Fig. 4: MAGIK determines local diffusion properties.
From: Geometric deep learning reveals the spatiotemporal features of microscopic motion
a, Simulated single-object tracking experiment where fluorescence microscopy is used to follow the motion of single molecules performing Brownian motion with diffusivity D varying from particle to particle. Scale bar, 20 px. b,c, Ground-truth (b) and predicted (c) graphs. The edges depict the network of associations used to infer dynamic properties without direct linking.

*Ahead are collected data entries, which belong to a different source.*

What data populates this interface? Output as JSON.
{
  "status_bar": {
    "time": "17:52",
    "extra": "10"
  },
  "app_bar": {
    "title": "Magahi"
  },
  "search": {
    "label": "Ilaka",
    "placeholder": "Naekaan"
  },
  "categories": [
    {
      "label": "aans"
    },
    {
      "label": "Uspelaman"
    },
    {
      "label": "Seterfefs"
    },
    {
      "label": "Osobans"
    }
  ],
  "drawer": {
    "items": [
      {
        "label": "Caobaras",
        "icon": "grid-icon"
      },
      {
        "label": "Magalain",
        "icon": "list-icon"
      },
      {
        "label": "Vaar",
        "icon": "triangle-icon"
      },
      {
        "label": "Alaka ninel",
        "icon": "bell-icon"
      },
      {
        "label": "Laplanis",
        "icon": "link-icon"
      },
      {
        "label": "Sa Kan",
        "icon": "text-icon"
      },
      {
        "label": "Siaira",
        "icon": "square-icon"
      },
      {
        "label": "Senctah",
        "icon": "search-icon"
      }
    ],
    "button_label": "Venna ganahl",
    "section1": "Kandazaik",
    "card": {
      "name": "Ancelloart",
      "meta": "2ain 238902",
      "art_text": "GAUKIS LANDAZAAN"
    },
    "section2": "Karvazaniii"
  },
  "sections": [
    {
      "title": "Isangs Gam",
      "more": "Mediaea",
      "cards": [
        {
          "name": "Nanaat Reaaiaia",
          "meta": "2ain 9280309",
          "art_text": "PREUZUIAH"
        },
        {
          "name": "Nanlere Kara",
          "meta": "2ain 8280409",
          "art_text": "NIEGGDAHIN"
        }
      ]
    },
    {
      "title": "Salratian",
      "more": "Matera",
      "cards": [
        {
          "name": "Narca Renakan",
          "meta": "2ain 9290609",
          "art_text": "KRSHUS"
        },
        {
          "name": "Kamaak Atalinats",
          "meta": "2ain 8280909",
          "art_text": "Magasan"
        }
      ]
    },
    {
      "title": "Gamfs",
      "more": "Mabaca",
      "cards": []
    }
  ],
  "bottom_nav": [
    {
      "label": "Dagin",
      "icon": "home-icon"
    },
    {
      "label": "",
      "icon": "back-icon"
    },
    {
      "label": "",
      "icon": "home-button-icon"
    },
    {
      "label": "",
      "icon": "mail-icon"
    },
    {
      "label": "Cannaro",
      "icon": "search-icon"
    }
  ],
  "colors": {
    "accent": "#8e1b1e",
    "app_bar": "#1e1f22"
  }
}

The nodes are colour-coded according to the value of the target feature, that is, the displacement scaling factor \(\sqrt{2D}\) measured in pixels per frame (colour bar in b). d, Probability distribution of the predicted versus ground-truth diffusion coefficient D, showing a good agreement (MAE = 0.06). e, Simulated single-object tracking experiment where fluorescence microscopy is used to follow the motion of single molecules performing Brownian motion with diffusivity D randomly varying in space. Scale bar, 20 px. f–h, Ground-truth (f) and predicted (g,h) diffusion maps. Ground-truth spatial diffusivity pattern (f) and prediction obtained by MAGIK using 100-frame-long (g) and 1,500-frame-long (h) videos with about 0.02 localizations per px2 per frame. The analysis is performed by breaking down the sequence into 2 and 30 videos of 50 frames each, respectively. Predicted maps are obtained by interpolating the values of diffusivity obtained for the nodes over the 64 px × 64 px grid through a triangulation-based nearest-neighbour algorithm.